The new plant would be built next to Seabrook's largest bedrock well, where the arsenic level has been found to be twice the new standard for drinking water, according to local officials.

The plant also will remove manganese, iron, and radon from the water.

''The largest well is up to 22 to 26 parts per billion, more than double the new standard," said Warner Knowles, the Seabrook water and sewer superintendent. ''And we are told it is probably the largest production well in the state that is over the new arsenic limit."

''Seabrook is the biggest public water system in New Hampshire facing this problem," said Bernie Lucey, a senior engineer for the state Department of Environmental Services. ''Probably one or two million gallons a day are produced by that system."

But the town is not alone in facing an arsenic cleanup deadline. ''In New Hampshire, 130 or 140 towns, including Seabrook, need to do something in the next two years," Lucey said.

He also said arsenic in drinking water is a ''New Englandwide problem."

''Most signs indicate that it is naturally occuring in the bedrock throughout the northern portion of New England and way into Massachusetts," Lucey said. ''Anybody with a bedrock well can have the same problem. . . . Arsenic has no taste or color or odor, so there's no way to tell if there's excess arsenic in your water unless you have it tested."

The US Environmental Protection Agency has classified arsenic as a carcinogen, according to state environmental officials.
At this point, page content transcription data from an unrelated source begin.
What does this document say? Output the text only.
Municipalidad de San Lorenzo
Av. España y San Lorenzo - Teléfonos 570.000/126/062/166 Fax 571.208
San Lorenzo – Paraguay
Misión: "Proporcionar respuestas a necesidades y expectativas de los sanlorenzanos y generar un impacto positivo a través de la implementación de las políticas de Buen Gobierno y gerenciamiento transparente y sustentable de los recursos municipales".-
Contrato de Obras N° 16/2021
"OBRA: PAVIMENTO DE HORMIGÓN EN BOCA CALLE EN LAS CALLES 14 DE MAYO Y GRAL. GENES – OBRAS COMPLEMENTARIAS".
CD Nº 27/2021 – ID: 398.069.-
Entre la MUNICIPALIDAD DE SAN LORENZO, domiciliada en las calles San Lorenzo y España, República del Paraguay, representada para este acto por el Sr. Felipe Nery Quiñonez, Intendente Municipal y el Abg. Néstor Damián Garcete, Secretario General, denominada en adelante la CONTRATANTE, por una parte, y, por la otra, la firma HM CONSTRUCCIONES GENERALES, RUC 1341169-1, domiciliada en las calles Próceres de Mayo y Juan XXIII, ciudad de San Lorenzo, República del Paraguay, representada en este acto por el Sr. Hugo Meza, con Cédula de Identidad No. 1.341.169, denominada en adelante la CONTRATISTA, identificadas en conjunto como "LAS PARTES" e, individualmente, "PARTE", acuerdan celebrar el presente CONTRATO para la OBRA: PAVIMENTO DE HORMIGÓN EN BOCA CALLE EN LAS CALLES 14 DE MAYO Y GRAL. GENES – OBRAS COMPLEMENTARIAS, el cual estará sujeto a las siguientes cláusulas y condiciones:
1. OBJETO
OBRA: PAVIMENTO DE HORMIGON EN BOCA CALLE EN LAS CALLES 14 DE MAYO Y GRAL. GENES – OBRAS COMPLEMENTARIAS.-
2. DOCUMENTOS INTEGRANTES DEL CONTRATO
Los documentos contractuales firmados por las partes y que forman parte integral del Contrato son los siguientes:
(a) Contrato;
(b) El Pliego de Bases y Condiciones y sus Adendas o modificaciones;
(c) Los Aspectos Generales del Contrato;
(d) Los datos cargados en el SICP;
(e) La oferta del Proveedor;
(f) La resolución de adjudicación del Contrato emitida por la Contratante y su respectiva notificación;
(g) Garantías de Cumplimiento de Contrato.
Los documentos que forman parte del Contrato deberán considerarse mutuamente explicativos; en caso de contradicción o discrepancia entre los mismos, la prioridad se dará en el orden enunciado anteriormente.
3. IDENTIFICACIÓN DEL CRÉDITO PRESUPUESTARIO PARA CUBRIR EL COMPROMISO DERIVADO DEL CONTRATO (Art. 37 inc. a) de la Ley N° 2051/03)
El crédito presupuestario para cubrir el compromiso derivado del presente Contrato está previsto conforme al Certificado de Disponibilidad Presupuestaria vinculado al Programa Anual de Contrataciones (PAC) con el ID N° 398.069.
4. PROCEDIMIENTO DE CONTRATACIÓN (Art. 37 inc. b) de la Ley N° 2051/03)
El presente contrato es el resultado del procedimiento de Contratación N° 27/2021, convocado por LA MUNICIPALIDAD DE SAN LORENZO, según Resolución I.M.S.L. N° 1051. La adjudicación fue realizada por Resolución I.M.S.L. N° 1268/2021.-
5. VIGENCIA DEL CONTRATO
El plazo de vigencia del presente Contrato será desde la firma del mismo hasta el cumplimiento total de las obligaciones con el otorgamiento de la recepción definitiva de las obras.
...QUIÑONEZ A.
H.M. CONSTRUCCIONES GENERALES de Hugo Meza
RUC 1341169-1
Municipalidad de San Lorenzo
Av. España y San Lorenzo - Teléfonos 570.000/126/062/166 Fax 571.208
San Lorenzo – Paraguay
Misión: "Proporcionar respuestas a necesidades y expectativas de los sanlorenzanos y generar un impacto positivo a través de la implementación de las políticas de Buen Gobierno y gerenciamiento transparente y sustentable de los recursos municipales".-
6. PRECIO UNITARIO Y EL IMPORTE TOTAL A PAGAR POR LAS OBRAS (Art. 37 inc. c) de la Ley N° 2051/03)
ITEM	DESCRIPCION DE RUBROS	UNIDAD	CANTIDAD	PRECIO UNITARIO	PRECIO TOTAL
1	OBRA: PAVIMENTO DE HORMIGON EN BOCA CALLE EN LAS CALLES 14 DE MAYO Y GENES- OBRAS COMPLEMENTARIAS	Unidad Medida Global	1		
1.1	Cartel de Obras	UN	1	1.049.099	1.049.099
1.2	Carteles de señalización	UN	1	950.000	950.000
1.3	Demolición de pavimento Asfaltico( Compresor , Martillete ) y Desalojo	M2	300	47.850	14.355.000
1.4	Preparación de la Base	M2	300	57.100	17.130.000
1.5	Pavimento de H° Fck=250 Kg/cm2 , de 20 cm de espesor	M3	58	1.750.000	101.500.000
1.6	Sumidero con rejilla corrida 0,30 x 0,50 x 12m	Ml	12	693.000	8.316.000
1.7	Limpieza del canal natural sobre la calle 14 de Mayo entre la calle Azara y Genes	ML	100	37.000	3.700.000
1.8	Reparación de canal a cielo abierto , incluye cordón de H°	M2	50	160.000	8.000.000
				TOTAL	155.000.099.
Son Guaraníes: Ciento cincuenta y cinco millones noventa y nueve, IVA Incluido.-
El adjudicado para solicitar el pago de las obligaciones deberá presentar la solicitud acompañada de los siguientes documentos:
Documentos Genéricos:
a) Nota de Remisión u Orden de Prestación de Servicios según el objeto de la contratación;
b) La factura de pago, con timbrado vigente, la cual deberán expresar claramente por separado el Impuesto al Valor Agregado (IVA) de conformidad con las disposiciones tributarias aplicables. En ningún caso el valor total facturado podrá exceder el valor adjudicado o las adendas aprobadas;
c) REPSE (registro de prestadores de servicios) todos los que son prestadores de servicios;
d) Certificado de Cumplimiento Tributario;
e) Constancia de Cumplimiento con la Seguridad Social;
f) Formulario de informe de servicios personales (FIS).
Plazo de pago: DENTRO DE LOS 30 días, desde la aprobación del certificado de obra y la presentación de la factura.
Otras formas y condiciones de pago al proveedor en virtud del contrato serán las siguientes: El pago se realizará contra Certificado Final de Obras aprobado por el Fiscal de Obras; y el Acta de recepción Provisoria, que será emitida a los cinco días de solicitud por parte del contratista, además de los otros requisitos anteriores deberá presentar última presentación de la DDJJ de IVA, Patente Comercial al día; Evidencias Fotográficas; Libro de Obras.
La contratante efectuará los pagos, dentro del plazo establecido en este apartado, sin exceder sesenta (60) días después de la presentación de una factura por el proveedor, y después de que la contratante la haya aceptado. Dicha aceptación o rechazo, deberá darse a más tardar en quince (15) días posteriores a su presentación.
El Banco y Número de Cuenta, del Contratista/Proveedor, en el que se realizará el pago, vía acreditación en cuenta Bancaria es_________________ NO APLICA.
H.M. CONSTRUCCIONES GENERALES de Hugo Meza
Long-term exposure to arsenic is linked to cancer, cardiovascular disease, immunological disorders, diabetes, and other medical issues.

The federal government currently permits arsenic levels in public drinking water of 0.05 milligrams per liter -- or 50 parts per billion, Lucey said.

But new limits, set into motion during the Clinton administration, will take effect Jan. 24, 2006, and state law parallels that, Lucey said.

The new standards will drop permitted arsenic levels to one-fifth of current levels, allowing 0.010 milligrams per liter, or 10 parts per billion, he said.

Across New Hampshire, 1,125 water systems serving schools, workplaces, and homes will have to meet the new standards.

''Of that group, 10 have that treatment in place and another 130 to 140 will have to do something to develop new wells without arsenic, consolidate with another water system [that does not have elevated arsenic levels in its water] or build a water treatment plant as Seabrook wants to do," Lucey said.

A federally funded arsenic treatment demonstration project began last week in Rollinsford. Next winter, another project will start treating water in a small condo development in Goffstown.

Meanwhile, with no major streams, lakes or ponds to get water from, Seabrook has ''no real alternatives" to treating its groundwater, according to Earth Tech, a Portland, Maine, environmental consulting firm working with Seabrook.

The town pumps drinking water for about 8,500 residents via 50 miles of pipe. It is pumped from five deep-rock wells and five gravel-packed wells.

All five bedrock wells in Seabrook have tested positive for arsenic, according to Earth Tech.

But Earth Tech project manager Paul Cote said the arsenic in Seabrook's water is further diluted before townspeople drink it.

''Bedrock well number 5 has 23 parts per billion," Cote said. ''The other four wells have about 11, 12, and 13 parts per billion, just barely above 10, which will be the standard in 2006. But the water is blended. It gets mixed up in the distribution system, which cuts the amounts of arsenic down. . . . Near Town Hall, the levels of arsenic are around 10 parts per billion. So we shouldn't have people jumping out of their windows thinking the water is not safe."